Key Laboratory of Cardiovascular Intervention and Regenerative Medicine of Zhejiang Province, Department of Cardiology, Sir Run Run Shaw Hospital, Zhejiang University, Hangzhou, 310016, China.
MOE Key Laboratory of Macromolecule Synthesis and Functionalization of Ministry of Education, Department of Polymer Science and Engineering, Zhejiang University, Hangzhou, 310027, China.
Biomater Sci. 2022 Nov 8;10(22):6354-6364. doi: 10.1039/d2bm01041k.

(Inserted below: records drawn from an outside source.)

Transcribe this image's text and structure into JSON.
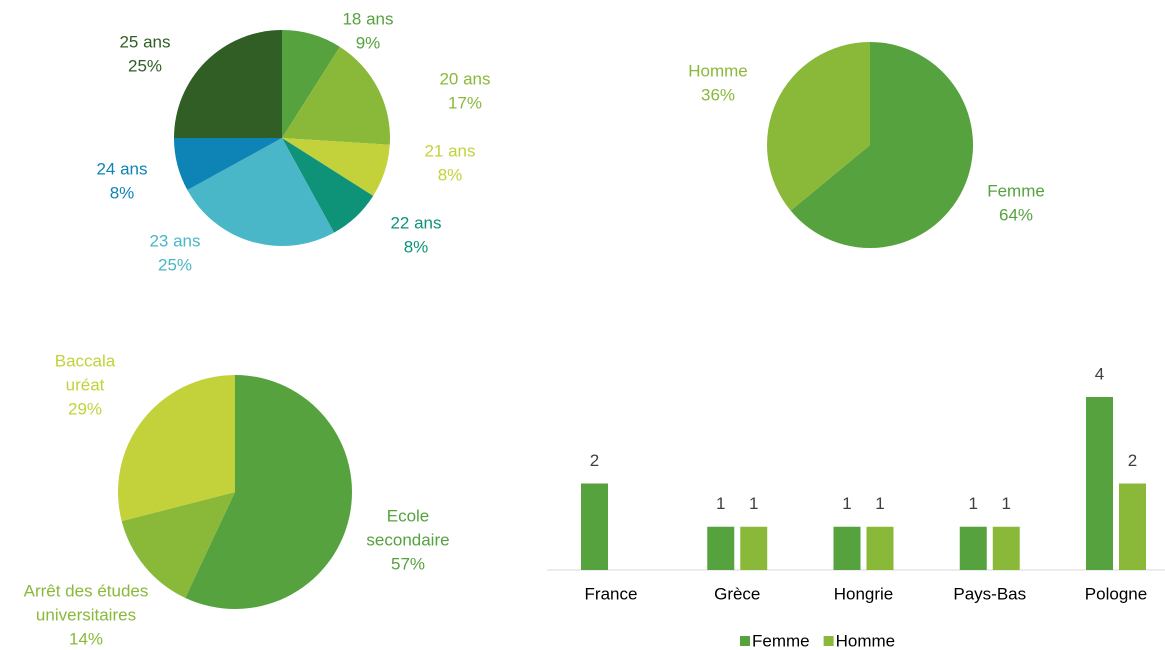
{
  "chart_data": [
    {
      "type": "pie",
      "categories": [
        "18 ans",
        "20 ans",
        "21 ans",
        "22 ans",
        "23 ans",
        "24 ans",
        "25 ans"
      ],
      "values": [
        9,
        17,
        8,
        8,
        25,
        8,
        25
      ],
      "value_labels": [
        "9%",
        "17%",
        "8%",
        "8%",
        "25%",
        "8%",
        "25%"
      ],
      "colors": [
        "#56a23f",
        "#8ab93a",
        "#c3d23a",
        "#0e9378",
        "#4ab7c8",
        "#0d84b5",
        "#305e25"
      ]
    },
    {
      "type": "pie",
      "categories": [
        "Femme",
        "Homme"
      ],
      "values": [
        64,
        36
      ],
      "value_labels": [
        "64%",
        "36%"
      ],
      "colors": [
        "#56a23f",
        "#8ab93a"
      ]
    },
    {
      "type": "pie",
      "categories": [
        [
          "Ecole",
          "secondaire"
        ],
        [
          "Arrêt des études",
          "universitaires"
        ],
        [
          "Baccala",
          "uréat"
        ]
      ],
      "values": [
        57,
        14,
        29
      ],
      "value_labels": [
        "57%",
        "14%",
        "29%"
      ],
      "colors": [
        "#56a23f",
        "#8ab93a",
        "#c3d23a"
      ]
    },
    {
      "type": "bar",
      "categories": [
        "France",
        "Grèce",
        "Hongrie",
        "Pays-Bas",
        "Pologne"
      ],
      "series": [
        {
          "name": "Femme",
          "color": "#56a23f",
          "values": [
            2,
            1,
            1,
            1,
            4
          ]
        },
        {
          "name": "Homme",
          "color": "#8ab93a",
          "values": [
            null,
            1,
            1,
            1,
            2
          ]
        }
      ],
      "legend": "bottom"
    }
  ]
}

Restenosis induced by neointimal hyperplasia is one of the key reasons limiting the long-term success of cardiovascular interventional therapy. However, it remains a serious challenge to completely overcome restenosis because of the dilemma of simultaneously activating human umbilical vein endothelial cells (HUVECs) and inhibiting human aortic smooth muscle cells (HASMCs). Herein, we developed a targeted nanomedicine encapsulating the liver X receptor (LXR) agonist, T0901317, for differentially regulating the behaviors of HUVECs and HASMCs. The stimulatory effect on HUVEC proliferation/migration and the inhibitory effect on HASMC proliferation/migration were confirmed , respectively. In the co-culture system, the competitiveness of HUVECs over HASMCs was notably improved after being treated with T0901317-loaded liposomes. Compared to free T0901317 and non-targeted liposomes, the type IV collagen (Col-IV) targeted liposomes could accumulate in the vascular injured area more effectively and inhibit neointimal hyperplasia in a balloon-induced rat carotid artery injury model. Therefore, targeted delivery of LXR agonist might be a very promising therapeutic strategy for anti-restenosis therapy.
由内膜增生引起的再狭窄是限制心血管介入治疗长期成功的关键因素之一。然而,由于同时激活人脐静脉内皮细胞(HUVECs)和抑制人主动脉平滑肌细胞(HASMCs)的困境,完全克服再狭窄仍然是一个严峻的挑战。在这里,我们开发了一种靶向纳米药物,将肝 X 受体(LXR)激动剂 T0901317 包裹在内,以差异化调节 HUVECs 和 HASMCs 的行为。分别证实了对 HUVEC 增殖/迁移的刺激作用和对 HASMC 增殖/迁移的抑制作用。在共培养系统中,用载有 T0901317 的脂质体处理后,HUVECs 对 HASMCs 的竞争能力明显提高。与游离 T0901317 和非靶向脂质体相比,IV 型胶原(Col-IV)靶向脂质体能够更有效地在血管损伤部位积聚,并抑制球囊诱导的大鼠颈动脉损伤模型中的内膜增生。因此,LXR 激动剂的靶向递送可能是一种很有前途的抗再狭窄治疗的治疗策略。